I recently finished the book, “Walking with Spring.” The book is a hiking memoir by Earl Shaffer, the first Appalachian Trail thru-hiker. Shaffer recounts his thru-hike of the Appalachian Trail in 1948, a journey spurred by the hope that a long trail might be enough to help “walk off the war.” The book didn’t talk much about combat or PTSD, but it was a very interesting account of what the A.T. was like 67 years ago.

I’m not sure this book would be as meaningful to folks who have not hiked the trail, but I loved Shaffer’s detailed recall and the recounting of spots and experiences along his journey. Here are some of my favorite quotes and quips from his book.


  1. My motto is, “Carry as little as possible. But choose that little with care.”
  1. (North Georgia) was a well-watered region of dense laurel thicket, ideal for the making of “Mountain Dew.” A certain odor soon was evident and you can be sure I didn’t linger or look to right or left.
  1. From that time on my strength increased and so did my food bill.
  1. The choice was to backtrack or to bushwhack up the steep, high, slope, which is what I chose and thereby jeopardized the entire expedition, instead of saving time.
  1. Most people never in all their lives sleep under the open sky, and never realize what they are missing.
  1. One advantage, more or less, in backpacking is that when you have less food for strength you also have less weight to carry.
  1. “A rattlesnake’s a gentleman, he’ll sing and let you know he’s there, but a copperhead just lays there and lashes out at ye.”
  1. Dozens of people were on the overlook, admiring the view.
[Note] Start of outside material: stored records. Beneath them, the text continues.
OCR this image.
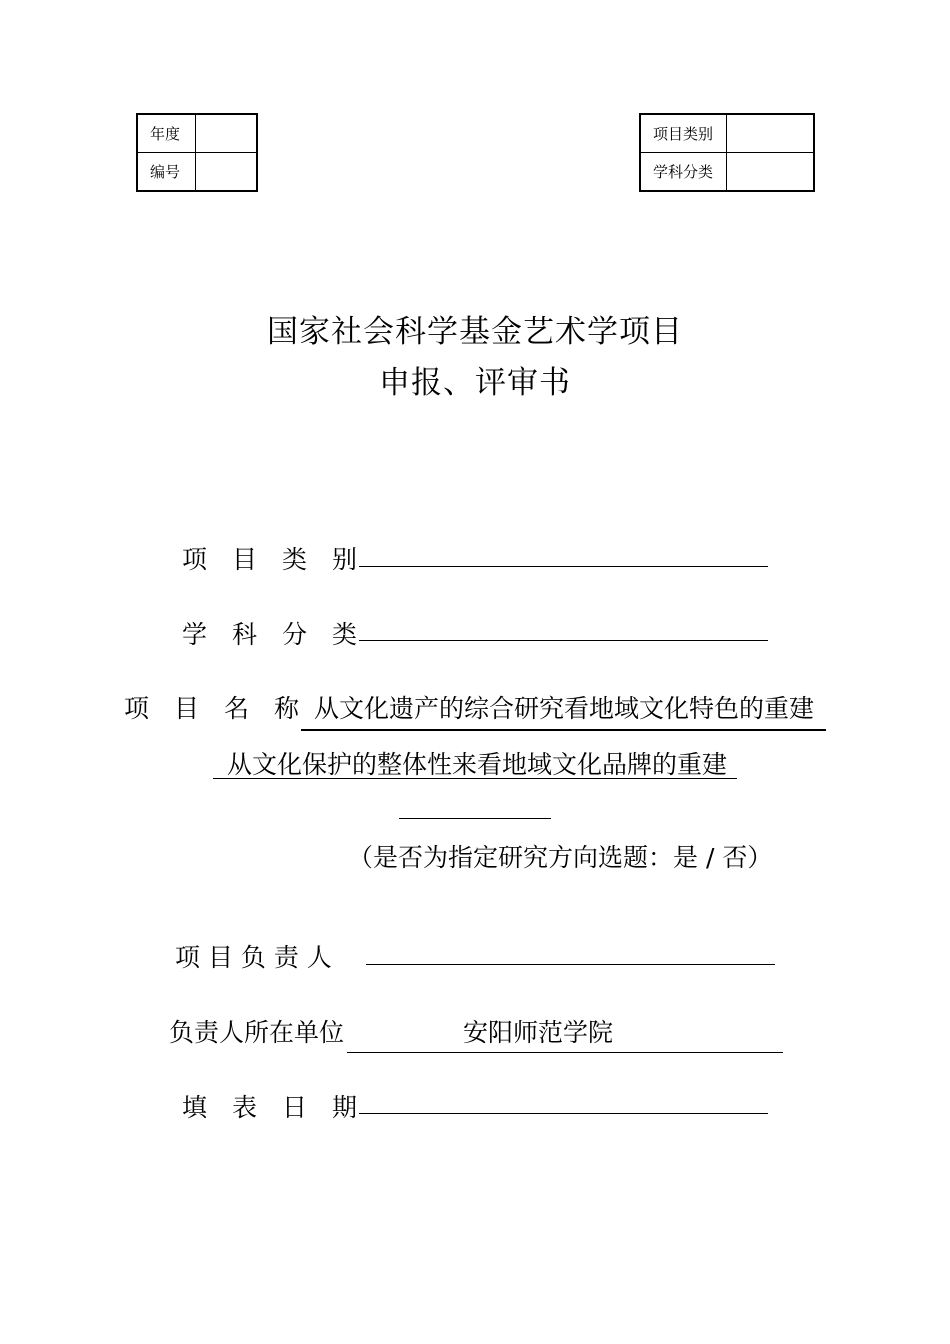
年度	
编号	
项目类别	
学科分类	
国家社会科学基金艺术学项目
申报、评审书
项　目　类　别
学　科　分　类
项　目　名　称 从文化遗产的综合研究看地域文化特色的重建
从文化保护的整体性来看地域文化品牌的重建
（是否为指定研究方向选题：是 / 否）
项 目 负 责 人
负责人所在单位	安阳师范学院
填　表　日　期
I felt detached from them, like a stranger in a far country.
  1. Mention of the Trail brought on a discussion as to the proper pronunciation of Appalachian. The lady, who spoke with a Deep Southern accent, used the pronunciation derived from the Appalachee Indian Tribe, the original source. The man, definitely a northerner, said she would think so, coming from the South were, “They always mess up the language.” I agreed with her but didn’t say so.
  1. Cutting a tree is almost like killing an animal and neither should be done without good reason.
  1. Actually, the danger of snakebite is almost nil on the Appalachian Trail. The greatest danger is crossing a busy highway, especially a four lane.
  1. “What are these, the Appalachians or the Rockies? My feet feel like hamburgers.”
  1. “Sun and wind and the sound of rain - Hunger and thirst and strife – God, to be on the trail again – With a grip on the mane of life.”
  1. The rain kept on and so did I.
  1. Someone has said that if you don’t like the weather in the Appalachians, just wait a while and it will change.
  1. Fishing and long distance hiking don’t combine very well.
  1. The highlands of New Hampshire have a bleak ruggedness that commands the respect of the hardiest mountaineer.
  1. Most people will pay to ride, rather than walk, even to the top of a mountain.
  1. When I left the signs of my presence were so slight that the next rain would remove them. Like the Indians, I say, “Where I go, I leave no sign.”
  1. Trail-hiking had become my way of life. Civilization seemed like a sham.